Saber liderar pode não ser um dom, mas é uma arte desenvolvida por poucos. Compreender estratégias e, depois de filtradas, repassá-las a cada membro de sua equipe, para que idéias realizem-se de forma orquestrada e harmônica, consiste em um dos principais méritos dos grandes líderes. Para premiar os executivos de TI que se destacaram nesta missão ao longo do último ano, o jornal Computerworld realiza o prêmio IT Leaders, resultado de uma pesquisa exclusiva realizada em parceria com a PricewaterhouseCoopers. A premiação avalia a gestão de TI dentro das empresas brasileiras com atenção aos seguintes critérios: alinhamento ao negócio, prestação de contas, gestão dos recursos, gestão de riscos e gestão do desempenho. Conheça os vencedores e as lições que aprenderam ocupando o cargo de CIO.
Transparência
"Nos últimos dez anos, eles [executivos de negócios] passaram a perceber a importância da TI e, por isso, a relação melhorou significativamente.

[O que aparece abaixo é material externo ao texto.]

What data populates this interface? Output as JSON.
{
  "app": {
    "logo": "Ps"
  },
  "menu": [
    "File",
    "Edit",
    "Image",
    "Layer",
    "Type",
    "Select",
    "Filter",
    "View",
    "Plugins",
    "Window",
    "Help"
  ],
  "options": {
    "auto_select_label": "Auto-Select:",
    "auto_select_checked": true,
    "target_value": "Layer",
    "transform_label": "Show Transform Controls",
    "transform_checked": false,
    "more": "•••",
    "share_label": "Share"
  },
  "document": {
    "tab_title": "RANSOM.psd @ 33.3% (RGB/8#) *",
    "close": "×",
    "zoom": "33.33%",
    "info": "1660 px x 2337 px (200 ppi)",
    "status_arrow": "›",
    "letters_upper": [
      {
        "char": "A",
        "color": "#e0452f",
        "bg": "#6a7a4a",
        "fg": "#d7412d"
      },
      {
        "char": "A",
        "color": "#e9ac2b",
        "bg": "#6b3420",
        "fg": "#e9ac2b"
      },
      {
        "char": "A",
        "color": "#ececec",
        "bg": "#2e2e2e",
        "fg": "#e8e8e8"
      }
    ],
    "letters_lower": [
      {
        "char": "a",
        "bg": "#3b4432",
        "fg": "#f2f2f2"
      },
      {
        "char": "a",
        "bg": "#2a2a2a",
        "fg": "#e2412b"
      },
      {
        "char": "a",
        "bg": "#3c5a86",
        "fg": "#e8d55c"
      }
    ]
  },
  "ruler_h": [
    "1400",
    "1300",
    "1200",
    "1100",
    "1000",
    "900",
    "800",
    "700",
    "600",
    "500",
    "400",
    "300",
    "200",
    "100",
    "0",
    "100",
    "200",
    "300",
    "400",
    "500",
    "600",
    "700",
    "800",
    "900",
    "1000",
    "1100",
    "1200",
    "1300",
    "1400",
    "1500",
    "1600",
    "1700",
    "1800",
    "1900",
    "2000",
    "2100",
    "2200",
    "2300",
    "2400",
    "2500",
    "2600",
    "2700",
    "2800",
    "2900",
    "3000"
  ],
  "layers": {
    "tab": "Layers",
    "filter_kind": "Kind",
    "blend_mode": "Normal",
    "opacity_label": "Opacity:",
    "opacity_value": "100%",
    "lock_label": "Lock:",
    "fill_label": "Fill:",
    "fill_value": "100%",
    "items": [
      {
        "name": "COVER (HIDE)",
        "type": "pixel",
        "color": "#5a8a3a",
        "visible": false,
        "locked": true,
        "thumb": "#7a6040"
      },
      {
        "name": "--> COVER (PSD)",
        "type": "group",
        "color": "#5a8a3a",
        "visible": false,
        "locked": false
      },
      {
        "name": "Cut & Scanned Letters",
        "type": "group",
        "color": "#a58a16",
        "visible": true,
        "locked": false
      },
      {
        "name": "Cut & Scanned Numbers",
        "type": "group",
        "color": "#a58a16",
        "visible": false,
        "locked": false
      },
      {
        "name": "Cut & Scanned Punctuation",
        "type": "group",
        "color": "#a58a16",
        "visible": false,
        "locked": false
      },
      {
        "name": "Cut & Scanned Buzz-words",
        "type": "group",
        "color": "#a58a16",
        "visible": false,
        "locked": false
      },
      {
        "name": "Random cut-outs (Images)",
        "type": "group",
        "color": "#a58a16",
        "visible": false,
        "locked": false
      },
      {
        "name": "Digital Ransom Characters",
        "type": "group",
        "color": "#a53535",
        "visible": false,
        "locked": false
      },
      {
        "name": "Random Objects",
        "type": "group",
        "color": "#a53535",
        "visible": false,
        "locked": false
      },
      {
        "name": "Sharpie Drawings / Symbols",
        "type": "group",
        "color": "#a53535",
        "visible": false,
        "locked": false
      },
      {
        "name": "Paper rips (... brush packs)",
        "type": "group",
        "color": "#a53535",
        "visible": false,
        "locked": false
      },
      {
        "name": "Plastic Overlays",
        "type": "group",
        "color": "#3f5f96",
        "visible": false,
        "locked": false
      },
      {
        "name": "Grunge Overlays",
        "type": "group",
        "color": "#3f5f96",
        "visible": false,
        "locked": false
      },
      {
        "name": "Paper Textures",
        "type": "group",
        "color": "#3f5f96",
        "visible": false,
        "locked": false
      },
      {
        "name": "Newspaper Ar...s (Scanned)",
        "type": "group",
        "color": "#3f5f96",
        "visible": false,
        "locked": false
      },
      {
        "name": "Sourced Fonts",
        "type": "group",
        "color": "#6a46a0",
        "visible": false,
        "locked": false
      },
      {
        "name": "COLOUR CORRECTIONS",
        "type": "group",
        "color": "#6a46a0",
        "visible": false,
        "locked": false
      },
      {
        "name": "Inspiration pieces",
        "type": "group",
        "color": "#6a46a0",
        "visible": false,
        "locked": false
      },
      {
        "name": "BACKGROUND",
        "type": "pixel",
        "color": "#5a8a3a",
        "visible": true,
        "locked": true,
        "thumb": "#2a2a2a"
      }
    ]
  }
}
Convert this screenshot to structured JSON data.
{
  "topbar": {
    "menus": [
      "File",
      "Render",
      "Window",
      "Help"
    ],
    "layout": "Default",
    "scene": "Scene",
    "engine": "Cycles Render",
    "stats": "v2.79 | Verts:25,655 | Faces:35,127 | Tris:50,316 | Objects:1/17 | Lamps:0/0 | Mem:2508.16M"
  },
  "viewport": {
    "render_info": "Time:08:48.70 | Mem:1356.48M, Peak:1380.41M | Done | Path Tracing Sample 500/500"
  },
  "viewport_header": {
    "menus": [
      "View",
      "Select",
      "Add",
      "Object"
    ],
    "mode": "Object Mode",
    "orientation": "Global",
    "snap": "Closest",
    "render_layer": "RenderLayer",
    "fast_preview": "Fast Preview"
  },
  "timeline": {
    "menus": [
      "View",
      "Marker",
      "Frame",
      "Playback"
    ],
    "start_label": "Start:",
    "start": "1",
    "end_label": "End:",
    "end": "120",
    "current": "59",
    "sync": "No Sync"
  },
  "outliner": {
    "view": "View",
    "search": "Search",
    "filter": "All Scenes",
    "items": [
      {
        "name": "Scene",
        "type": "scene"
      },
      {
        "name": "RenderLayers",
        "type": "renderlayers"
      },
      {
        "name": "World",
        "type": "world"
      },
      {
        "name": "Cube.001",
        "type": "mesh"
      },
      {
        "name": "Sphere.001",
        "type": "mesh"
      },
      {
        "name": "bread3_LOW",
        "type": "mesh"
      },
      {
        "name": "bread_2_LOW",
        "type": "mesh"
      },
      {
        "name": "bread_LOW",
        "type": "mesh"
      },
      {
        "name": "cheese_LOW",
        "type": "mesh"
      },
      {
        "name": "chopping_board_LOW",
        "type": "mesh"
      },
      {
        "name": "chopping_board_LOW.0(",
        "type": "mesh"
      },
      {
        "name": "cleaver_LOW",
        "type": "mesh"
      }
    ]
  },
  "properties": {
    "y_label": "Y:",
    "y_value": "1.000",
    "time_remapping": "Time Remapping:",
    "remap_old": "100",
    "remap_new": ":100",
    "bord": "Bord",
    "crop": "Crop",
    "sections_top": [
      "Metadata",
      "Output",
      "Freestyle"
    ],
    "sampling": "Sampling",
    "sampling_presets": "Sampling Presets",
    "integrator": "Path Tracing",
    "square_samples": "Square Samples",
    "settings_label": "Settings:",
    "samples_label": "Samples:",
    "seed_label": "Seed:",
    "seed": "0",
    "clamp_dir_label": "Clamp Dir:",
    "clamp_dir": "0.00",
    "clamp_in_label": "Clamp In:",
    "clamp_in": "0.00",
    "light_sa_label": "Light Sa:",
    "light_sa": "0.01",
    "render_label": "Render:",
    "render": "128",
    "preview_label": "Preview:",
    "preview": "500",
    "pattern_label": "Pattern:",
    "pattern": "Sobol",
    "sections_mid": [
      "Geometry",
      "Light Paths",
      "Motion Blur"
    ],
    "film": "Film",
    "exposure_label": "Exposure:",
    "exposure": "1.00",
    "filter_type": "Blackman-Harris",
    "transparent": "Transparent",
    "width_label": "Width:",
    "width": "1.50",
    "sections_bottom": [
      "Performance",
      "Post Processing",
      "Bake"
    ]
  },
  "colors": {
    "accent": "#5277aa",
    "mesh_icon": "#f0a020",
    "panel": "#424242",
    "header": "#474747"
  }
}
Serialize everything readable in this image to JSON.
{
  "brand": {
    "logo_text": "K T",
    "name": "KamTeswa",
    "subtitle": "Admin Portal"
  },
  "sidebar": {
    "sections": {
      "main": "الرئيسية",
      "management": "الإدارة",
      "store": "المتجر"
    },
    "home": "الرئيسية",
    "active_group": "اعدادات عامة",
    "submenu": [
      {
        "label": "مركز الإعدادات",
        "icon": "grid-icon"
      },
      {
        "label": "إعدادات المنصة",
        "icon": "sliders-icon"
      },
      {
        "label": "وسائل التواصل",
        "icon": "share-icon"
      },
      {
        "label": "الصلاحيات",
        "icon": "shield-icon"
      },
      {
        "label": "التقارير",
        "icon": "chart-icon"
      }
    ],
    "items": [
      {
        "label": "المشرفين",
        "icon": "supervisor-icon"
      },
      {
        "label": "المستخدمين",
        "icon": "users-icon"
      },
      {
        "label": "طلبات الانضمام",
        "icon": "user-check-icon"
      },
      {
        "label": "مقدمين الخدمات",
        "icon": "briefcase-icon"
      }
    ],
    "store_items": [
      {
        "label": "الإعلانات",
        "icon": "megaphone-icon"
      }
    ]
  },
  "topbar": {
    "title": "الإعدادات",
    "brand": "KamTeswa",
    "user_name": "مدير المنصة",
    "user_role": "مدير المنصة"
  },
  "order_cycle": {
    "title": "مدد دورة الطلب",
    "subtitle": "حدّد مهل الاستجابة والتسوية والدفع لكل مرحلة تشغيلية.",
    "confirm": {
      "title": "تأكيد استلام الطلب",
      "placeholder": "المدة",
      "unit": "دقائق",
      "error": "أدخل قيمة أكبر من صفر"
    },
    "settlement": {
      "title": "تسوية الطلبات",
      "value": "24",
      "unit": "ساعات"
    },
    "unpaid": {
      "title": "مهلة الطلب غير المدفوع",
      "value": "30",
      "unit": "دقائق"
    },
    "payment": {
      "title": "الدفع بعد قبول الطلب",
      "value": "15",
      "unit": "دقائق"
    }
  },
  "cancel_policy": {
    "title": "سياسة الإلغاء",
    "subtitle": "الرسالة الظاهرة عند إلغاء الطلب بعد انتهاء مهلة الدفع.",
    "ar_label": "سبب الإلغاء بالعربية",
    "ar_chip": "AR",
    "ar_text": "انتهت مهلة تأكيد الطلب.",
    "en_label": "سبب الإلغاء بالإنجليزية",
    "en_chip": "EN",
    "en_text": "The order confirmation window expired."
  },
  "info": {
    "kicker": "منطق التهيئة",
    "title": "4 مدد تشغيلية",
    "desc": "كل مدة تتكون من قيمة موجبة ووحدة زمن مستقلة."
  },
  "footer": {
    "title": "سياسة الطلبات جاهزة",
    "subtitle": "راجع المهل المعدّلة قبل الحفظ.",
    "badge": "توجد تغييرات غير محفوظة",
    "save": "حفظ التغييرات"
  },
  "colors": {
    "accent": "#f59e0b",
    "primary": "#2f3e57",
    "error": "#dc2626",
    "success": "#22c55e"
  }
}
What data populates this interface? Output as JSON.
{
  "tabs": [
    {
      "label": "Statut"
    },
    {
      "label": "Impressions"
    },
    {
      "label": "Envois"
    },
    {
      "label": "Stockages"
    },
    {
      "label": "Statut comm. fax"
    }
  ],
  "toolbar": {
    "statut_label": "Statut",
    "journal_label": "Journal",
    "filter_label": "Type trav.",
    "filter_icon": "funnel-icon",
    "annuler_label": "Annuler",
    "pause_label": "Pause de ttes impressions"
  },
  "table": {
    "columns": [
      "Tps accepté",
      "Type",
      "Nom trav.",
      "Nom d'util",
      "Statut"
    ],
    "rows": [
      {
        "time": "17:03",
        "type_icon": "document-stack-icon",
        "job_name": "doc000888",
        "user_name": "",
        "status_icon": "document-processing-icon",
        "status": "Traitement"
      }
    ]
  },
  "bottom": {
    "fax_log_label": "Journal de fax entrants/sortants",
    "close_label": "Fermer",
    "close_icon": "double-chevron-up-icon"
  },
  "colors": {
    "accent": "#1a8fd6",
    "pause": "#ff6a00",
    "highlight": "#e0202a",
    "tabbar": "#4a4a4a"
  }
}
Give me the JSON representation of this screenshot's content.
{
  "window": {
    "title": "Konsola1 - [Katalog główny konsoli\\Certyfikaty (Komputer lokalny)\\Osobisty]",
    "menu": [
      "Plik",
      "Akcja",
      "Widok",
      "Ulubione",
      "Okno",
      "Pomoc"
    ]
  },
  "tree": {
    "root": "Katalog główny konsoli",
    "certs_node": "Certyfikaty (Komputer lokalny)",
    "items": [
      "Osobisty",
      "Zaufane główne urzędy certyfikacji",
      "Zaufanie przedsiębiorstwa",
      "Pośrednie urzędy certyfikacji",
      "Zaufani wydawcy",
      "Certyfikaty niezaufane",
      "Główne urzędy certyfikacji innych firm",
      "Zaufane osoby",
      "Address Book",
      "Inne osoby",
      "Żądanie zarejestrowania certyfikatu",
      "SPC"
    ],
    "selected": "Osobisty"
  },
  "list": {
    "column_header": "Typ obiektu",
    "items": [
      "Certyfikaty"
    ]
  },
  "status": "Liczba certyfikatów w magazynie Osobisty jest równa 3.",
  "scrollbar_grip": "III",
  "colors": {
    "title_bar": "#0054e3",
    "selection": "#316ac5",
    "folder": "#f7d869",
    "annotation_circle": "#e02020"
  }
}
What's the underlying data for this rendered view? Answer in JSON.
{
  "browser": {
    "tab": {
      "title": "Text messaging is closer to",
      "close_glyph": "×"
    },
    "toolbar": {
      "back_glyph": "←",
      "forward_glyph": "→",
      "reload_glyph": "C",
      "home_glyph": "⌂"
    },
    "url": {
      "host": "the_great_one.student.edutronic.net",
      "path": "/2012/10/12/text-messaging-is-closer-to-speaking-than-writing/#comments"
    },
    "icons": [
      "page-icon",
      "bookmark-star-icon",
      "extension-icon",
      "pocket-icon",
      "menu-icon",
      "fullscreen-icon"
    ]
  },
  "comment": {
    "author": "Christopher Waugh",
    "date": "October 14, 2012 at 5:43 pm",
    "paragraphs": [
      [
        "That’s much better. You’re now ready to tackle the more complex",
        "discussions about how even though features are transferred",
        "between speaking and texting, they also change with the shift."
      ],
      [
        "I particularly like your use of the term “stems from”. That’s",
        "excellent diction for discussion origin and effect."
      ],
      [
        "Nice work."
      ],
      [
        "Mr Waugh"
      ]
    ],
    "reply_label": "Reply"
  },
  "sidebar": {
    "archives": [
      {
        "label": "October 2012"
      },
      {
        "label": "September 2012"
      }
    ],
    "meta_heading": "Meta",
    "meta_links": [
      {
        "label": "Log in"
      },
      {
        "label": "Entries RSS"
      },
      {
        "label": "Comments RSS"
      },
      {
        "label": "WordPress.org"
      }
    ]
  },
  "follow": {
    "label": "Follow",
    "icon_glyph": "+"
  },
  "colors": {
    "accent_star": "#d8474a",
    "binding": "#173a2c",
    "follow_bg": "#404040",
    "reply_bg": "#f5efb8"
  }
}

Com meus pares, também, o relacionamento é muito bom. A TI é tratada de forma pragmática. Eles sabem que o departamento vai garantir a sustentabilidade da empresa. Já em relação à minha equipe, a questão decisiva é conseguir transmitir os conceitos e idéias de forma mais concisa e transparente", Cláudio Fontes, CIO da Spaipa, IT Leader na categoria Indústria de Alimentos e Bebidas.
Empreendedorismo
"O futuro demanda que os profissionais de TI sejam intra-empreendedores, dentro da sua célula de trabalho, sempre preocupados com custo, inovação, relacionamento e comunicação. A tecnologia é commodity e o profissional precisa tirar valor disto. Acho que uma empresa usuária não pode investir tanto em pessoas técnicas, mas sim em pessoas mais funcionais, com visão mais ampla. Não é fácil encontrar essas pessoas no mercado, porque as faculdades estão formando técnicos. Mas, com o apoio do RH, é possível estabelecer um plano de treinamento para o pessoal mais técnico, desde que esses profissionais tenham habilidades para tanto", Sérgio Luiz de Oliveira, CIO da Ticket, IT Leader na categoria Serviços.
Inovação
"O papel do CIO não é o de inventar novamente a roda. Mas ver o que está sendo feito e analisar como cortar caminhos. O profissional de TI de hoje não pode ter limitações para competir no mundo globalizado como, por exemplo, ter dificuldade com idiomas. Especialmente se considerarmos que o Brasil tem grande chance de ser fornecedor de soluções em nível mundial", José Luis Antunes, CIO da Klabin e IT Leader na categoria Indústria de Papel e Celulose.
Carisma
"Reter os profissionais é um dos grandes desafios. Impedir que os talentos da equipe abandonem o Rio Grande do Sul [onde ficam as instalações da empresa] para ir para o Rio de Janeiro, São Paulo, Minas Gerais ou até para o exterior. Outra questão é que o profissional de TI, hoje, fundamentalmente, tem de aprender e focar mais nas regulamentações, Cobit, ITIL, além de se aprofundar em [temas como] segurança. Isso tudo sem perder a visão de negócio", Luis Antônio Janssen, CIO da Yara, IT Leader na categoria Indústria Química e Petroquímica.
Comunicação
"Com a posição [de CIO], percebi a importância de me comunicar bem e fazer a gestão das expectativas. Além disso, a posição exige que eu seja pró-ativo. Passo a maior parte do meu tempo fazendo networking. Quanto ao futuro, acho que o caminho é não ficar tão preso à tecnologia e sim aos processos do negócio", Marcelo Camêlo, CIO da Hering, IT Leader na categoria Indústria de Bens de Consumo.